Figure 3. Bipartite representation of causality. Light circular orange nodes represent non-linear models that take transcription factors (dark orange rectangles) as inputs and produce predictions on a single target gene (blue). Here, we show a particular case where disjoint sets of TFs can form high-quality prediction models for one target gene, and the same TF can be in models for several target genes.

4 Results

4.1 Comparison of approaches

Figure 4 shows the accuracy of the six different modeling approaches listed in Section 2.4. Basically, feeding expression information from all the TFs into a random forest (“RF with all TFs”) yielded the best outcome.

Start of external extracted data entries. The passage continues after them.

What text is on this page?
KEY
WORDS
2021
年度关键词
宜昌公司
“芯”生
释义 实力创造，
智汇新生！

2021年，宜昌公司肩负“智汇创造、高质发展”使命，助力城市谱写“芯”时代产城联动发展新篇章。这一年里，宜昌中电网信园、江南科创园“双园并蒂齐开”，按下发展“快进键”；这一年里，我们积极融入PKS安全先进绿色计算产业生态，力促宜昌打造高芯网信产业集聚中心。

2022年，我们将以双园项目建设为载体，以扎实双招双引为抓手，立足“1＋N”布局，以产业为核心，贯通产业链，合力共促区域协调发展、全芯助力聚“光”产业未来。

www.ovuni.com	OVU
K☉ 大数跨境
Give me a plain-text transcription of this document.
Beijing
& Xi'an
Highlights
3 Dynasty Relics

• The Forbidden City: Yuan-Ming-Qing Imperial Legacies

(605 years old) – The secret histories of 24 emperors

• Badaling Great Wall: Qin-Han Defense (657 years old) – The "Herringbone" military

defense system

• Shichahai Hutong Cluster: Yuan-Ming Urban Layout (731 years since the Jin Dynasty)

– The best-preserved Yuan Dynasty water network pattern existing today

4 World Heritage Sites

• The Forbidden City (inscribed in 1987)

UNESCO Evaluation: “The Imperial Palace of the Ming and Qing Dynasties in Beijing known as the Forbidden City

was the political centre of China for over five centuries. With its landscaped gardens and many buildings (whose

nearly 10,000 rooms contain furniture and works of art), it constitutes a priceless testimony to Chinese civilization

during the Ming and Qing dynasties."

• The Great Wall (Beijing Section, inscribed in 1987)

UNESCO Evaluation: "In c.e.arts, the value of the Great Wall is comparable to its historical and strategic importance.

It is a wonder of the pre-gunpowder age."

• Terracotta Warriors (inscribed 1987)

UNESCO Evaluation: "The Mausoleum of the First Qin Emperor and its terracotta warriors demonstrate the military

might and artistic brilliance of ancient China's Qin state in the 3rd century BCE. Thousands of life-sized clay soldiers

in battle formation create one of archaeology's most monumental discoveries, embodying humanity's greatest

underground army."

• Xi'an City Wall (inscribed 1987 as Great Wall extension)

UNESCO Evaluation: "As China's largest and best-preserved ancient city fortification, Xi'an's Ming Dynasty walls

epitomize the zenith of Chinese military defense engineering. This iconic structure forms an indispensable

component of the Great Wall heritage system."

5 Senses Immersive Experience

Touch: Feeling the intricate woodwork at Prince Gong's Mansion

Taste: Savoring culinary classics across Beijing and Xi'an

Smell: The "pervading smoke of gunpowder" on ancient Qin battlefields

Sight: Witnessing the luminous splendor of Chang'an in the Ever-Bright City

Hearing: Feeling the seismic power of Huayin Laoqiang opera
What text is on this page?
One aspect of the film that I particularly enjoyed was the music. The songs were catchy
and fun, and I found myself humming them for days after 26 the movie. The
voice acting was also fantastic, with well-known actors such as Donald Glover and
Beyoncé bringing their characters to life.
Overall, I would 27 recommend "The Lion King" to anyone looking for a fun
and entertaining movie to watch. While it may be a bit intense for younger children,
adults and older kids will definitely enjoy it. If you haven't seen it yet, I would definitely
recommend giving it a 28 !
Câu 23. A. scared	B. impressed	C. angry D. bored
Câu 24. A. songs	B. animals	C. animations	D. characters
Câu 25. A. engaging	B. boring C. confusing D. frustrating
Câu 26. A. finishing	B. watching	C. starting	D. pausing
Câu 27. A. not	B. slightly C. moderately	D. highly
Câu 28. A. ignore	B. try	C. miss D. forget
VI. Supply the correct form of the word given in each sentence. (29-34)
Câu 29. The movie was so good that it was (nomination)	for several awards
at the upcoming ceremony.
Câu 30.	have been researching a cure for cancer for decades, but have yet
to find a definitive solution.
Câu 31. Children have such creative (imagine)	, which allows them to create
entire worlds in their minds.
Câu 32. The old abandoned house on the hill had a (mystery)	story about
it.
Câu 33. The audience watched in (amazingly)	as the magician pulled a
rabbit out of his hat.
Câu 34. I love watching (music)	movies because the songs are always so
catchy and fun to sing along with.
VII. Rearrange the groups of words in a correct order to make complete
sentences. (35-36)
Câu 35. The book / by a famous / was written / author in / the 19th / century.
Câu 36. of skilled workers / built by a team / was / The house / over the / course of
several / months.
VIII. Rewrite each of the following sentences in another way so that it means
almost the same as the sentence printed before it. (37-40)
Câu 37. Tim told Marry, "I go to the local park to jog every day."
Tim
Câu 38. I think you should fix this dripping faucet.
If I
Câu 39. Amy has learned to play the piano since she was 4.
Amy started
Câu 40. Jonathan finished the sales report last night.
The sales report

Relying solely on known GS edges (“RF with GS TFs”) usually performed poorly, even compared to using the same number of TFs for each target gene from the random forest model (“RF with top TFs”).

Figure 4

Figure 4. Root mean square error (RMSE) performance (lower is better) of different regression models compared across four species; error bars represent the standard error of each group. When we compare all the models for each of the tested target genes, a paired non-parametric test can be applied between each pair of models to see if the performance is statistically different. The best performing models that are statistically indistinguishable this way are marked with *. “RF with all TFs” is always one of the best performing models. The caption of Table 2 provides a glossary of terms.

We note that linear models on all TFs are competitive and sometimes better than random forests on minimal TF sets for B. subtilis and mouse. Still, overall, given the same input information, random forests perform better than linear models, which is the main point of that comparison.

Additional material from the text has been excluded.